173rd Airborne waits for orders to deploy
January 11, 2007
BAMBERG, Germany — It’s been nearly two months since Pentagon officials announced that the 173rd Airborne Brigade Combat Team would be one of several units headed to Iraq sometime in 2007.
Since then, not another word has been said as to when or where. And for the half of the brigade living and working on Warner Barracks in Bamberg, it shows.
From lone soldiers handling daily business to the dozens getting battalion photos taken at 4th Battalion, 319th Airborne Field Artillery Regiment headquarters, everyone who was asked about the deployment — and the chance it could be moved up — declined comment, other then mentioning that official orders have not yet been received.
“Usually, when we get the official word, the battalion commander will give it to us in formation,” said one first sergeant who declined further comment.
“We’re anticipating deployment orders because of the release from the Pentagon in the last few months concerning possible deployment in the summer,” said Staff Sgt. Jacob Caldwell, noncommissioned officer-in- charge of the unit’s public affairs office at 173rd headquarters in Vicenza, Italy.
But even with President Bush expected to announce a “surge” of troops to Iraq, including moving up scheduled deployment dates, it’s been business as usual for the 173rd.
In order to stay combat-ready, the brigade leaves for a weeks- long rotation at the Joint Multinational Training Command in Grafenwöhr on Tuesday, followed by a rotation at the Joint Multinational Readiness Center in Hohenfels — which they’d do regardless of impending deployment, Caldwell said.
“We’re going to get the newest [tactics, techniques and procedures]. We’re still getting new personnel every day; we’re still getting new equipment every day; and we’re going there to get deployment-certified,” Caldwell added.
For the six battalions in Bamberg, Vicenza and Schweinfurt, it’s still a waiting game.

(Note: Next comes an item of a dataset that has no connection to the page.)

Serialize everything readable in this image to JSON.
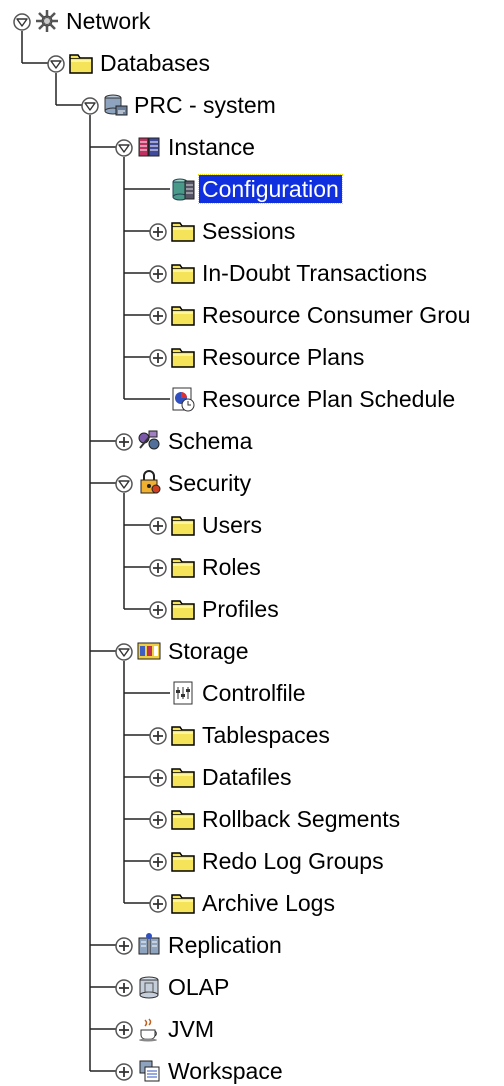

“We don’t have any orders at this time to deploy,” said Maj. Nicholas Sternberg, brigade public affairs officer.
He said the brigade would reach the one-year mark of being back home in the summer. Secretary of the Army Francis Harvey mentioned a June time frame during his speech to troops on Caserma Ederle in November. Harvey also said the average time for units to recover at their home bases was roughly 14 months, short of the Army’s goal of two years back at home station.

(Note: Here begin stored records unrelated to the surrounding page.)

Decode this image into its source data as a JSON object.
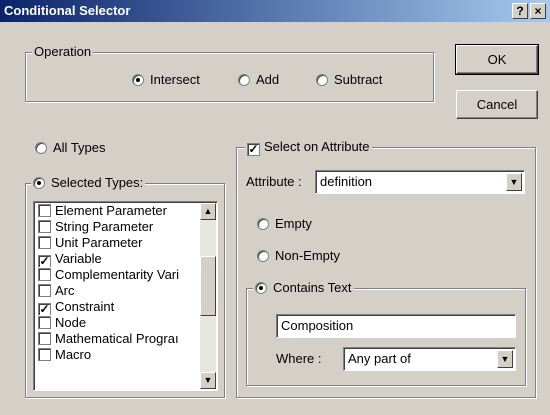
{
  "window": {
    "title": "Conditional Selector",
    "help_label": "?",
    "close_label": "×"
  },
  "operation": {
    "label": "Operation",
    "options": [
      "Intersect",
      "Add",
      "Subtract"
    ],
    "selected": "Intersect"
  },
  "buttons": {
    "ok": "OK",
    "cancel": "Cancel"
  },
  "types": {
    "all_types_label": "All Types",
    "selected_types_label": "Selected Types:",
    "selected_option": "Selected Types",
    "items": [
      {
        "label": "Element Parameter",
        "checked": false
      },
      {
        "label": "String Parameter",
        "checked": false
      },
      {
        "label": "Unit Parameter",
        "checked": false
      },
      {
        "label": "Variable",
        "checked": true
      },
      {
        "label": "Complementarity Vari",
        "checked": false
      },
      {
        "label": "Arc",
        "checked": false
      },
      {
        "label": "Constraint",
        "checked": true
      },
      {
        "label": "Node",
        "checked": false
      },
      {
        "label": "Mathematical Prograı",
        "checked": false
      },
      {
        "label": "Macro",
        "checked": false
      }
    ]
  },
  "attribute": {
    "select_on_attribute_label": "Select on Attribute",
    "select_on_attribute_checked": true,
    "attribute_label": "Attribute :",
    "attribute_value": "definition",
    "empty_label": "Empty",
    "non_empty_label": "Non-Empty",
    "contains_text_label": "Contains Text",
    "selected_mode": "Contains Text",
    "text_value": "Composition",
    "where_label": "Where :",
    "where_value": "Any part of"
  }
}
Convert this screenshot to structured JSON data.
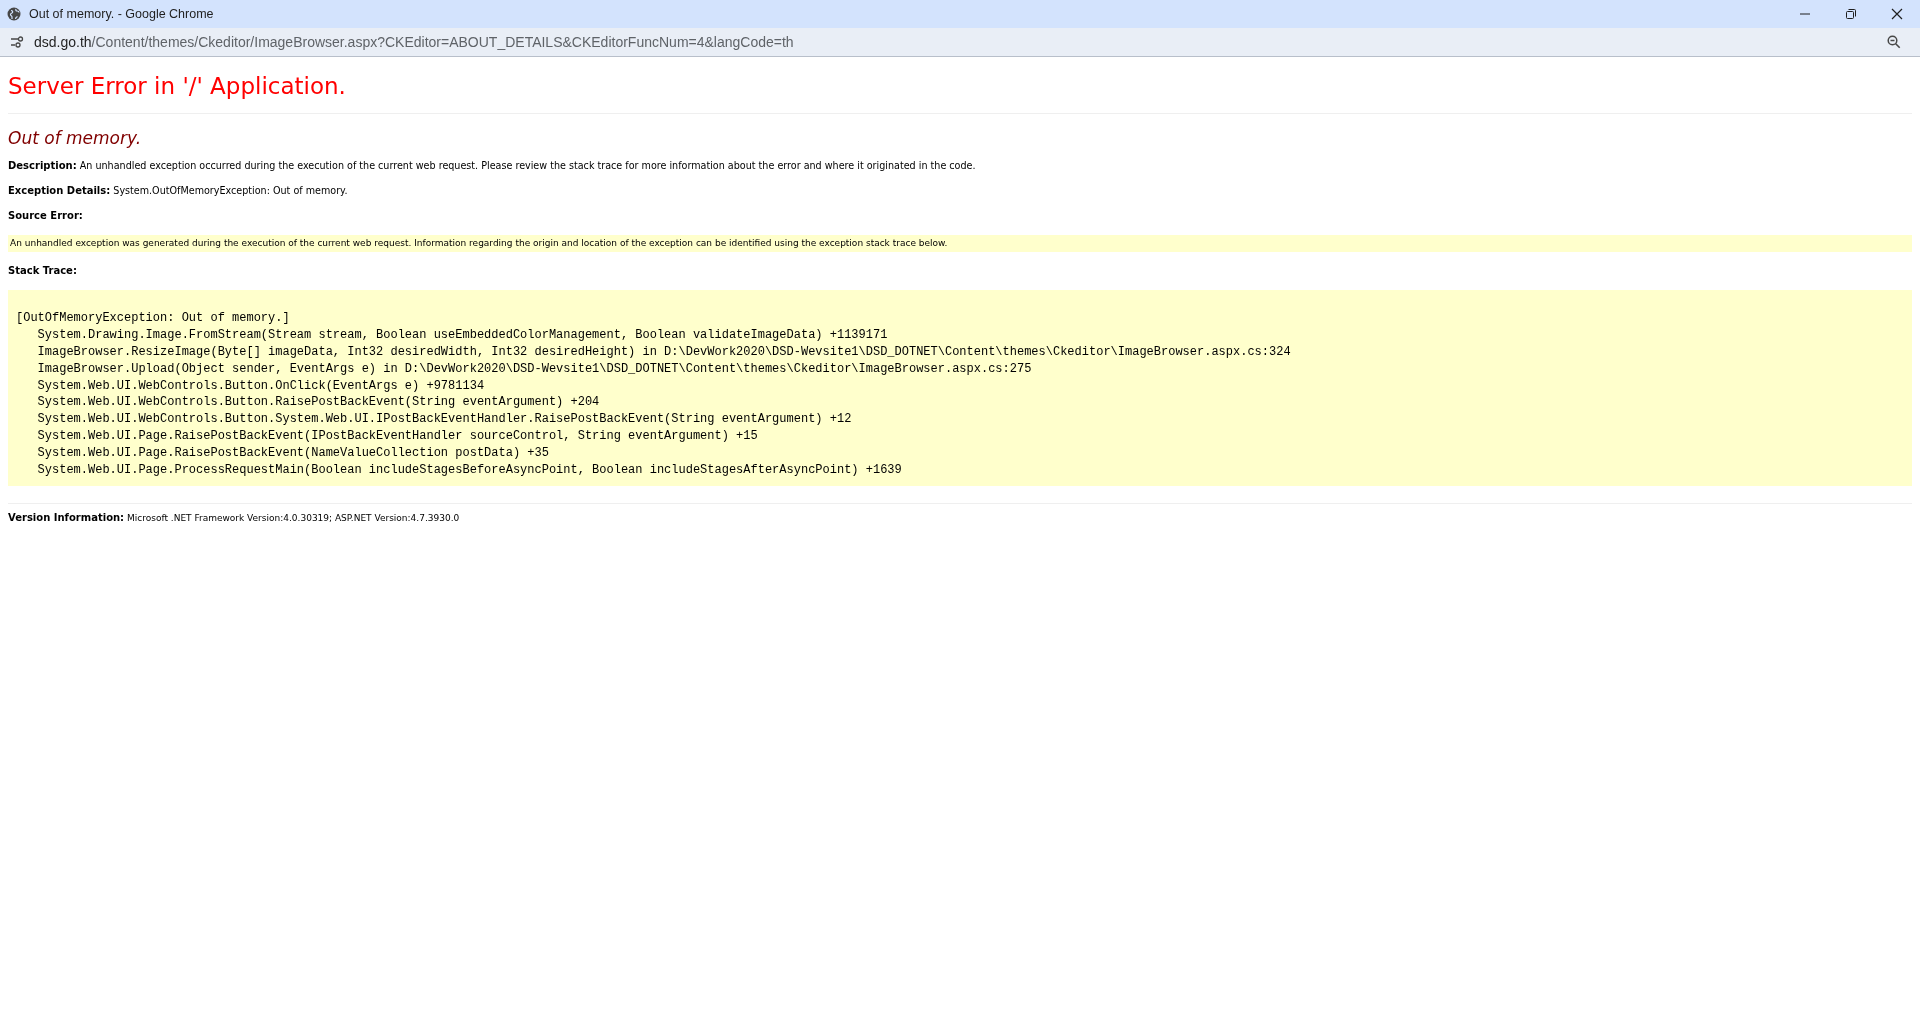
{
  "window": {
    "title": "Out of memory. - Google Chrome"
  },
  "address_bar": {
    "host": "dsd.go.th",
    "path": "/Content/themes/Ckeditor/ImageBrowser.aspx?CKEditor=ABOUT_DETAILS&CKEditorFuncNum=4&langCode=th"
  },
  "page": {
    "heading": "Server Error in '/' Application.",
    "error_title": "Out of memory.",
    "description": {
      "label": "Description:",
      "text": "An unhandled exception occurred during the execution of the current web request. Please review the stack trace for more information about the error and where it originated in the code."
    },
    "exception_details": {
      "label": "Exception Details:",
      "text": "System.OutOfMemoryException: Out of memory."
    },
    "source_error": {
      "label": "Source Error:",
      "text": "An unhandled exception was generated during the execution of the current web request. Information regarding the origin and location of the exception can be identified using the exception stack trace below."
    },
    "stack_trace": {
      "label": "Stack Trace:",
      "lines": [
        "[OutOfMemoryException: Out of memory.]",
        "   System.Drawing.Image.FromStream(Stream stream, Boolean useEmbeddedColorManagement, Boolean validateImageData) +1139171",
        "   ImageBrowser.ResizeImage(Byte[] imageData, Int32 desiredWidth, Int32 desiredHeight) in D:\\DevWork2020\\DSD-Wevsite1\\DSD_DOTNET\\Content\\themes\\Ckeditor\\ImageBrowser.aspx.cs:324",
        "   ImageBrowser.Upload(Object sender, EventArgs e) in D:\\DevWork2020\\DSD-Wevsite1\\DSD_DOTNET\\Content\\themes\\Ckeditor\\ImageBrowser.aspx.cs:275",
        "   System.Web.UI.WebControls.Button.OnClick(EventArgs e) +9781134",
        "   System.Web.UI.WebControls.Button.RaisePostBackEvent(String eventArgument) +204",
        "   System.Web.UI.WebControls.Button.System.Web.UI.IPostBackEventHandler.RaisePostBackEvent(String eventArgument) +12",
        "   System.Web.UI.Page.RaisePostBackEvent(IPostBackEventHandler sourceControl, String eventArgument) +15",
        "   System.Web.UI.Page.RaisePostBackEvent(NameValueCollection postData) +35",
        "   System.Web.UI.Page.ProcessRequestMain(Boolean includeStagesBeforeAsyncPoint, Boolean includeStagesAfterAsyncPoint) +1639"
      ]
    },
    "version_information": {
      "label": "Version Information:",
      "text": "Microsoft .NET Framework Version:4.0.30319; ASP.NET Version:4.7.3930.0"
    }
  }
}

The last large group of troops from the brigade returned from Afghanistan in late March. Members of the brigade and the Southern European Task Force (Airborne) had spent about a year in country making up a chunk of Combined Joint Task Force-76.
Soldiers had received word that they would deploy to Afghanistan shortly after returning from a yearlong stint in Iraq in the spring of 2004. About 1,000 paratroopers jumped into northern Iraq to begin the unit’s deployment in March 2003.
Since returning from Afghanistan, a few units have relocated to bases in Germany and others have stood up there as the brigade has grown from three battalions to six.
“We’ll be ready to go when called,” Sternberg said.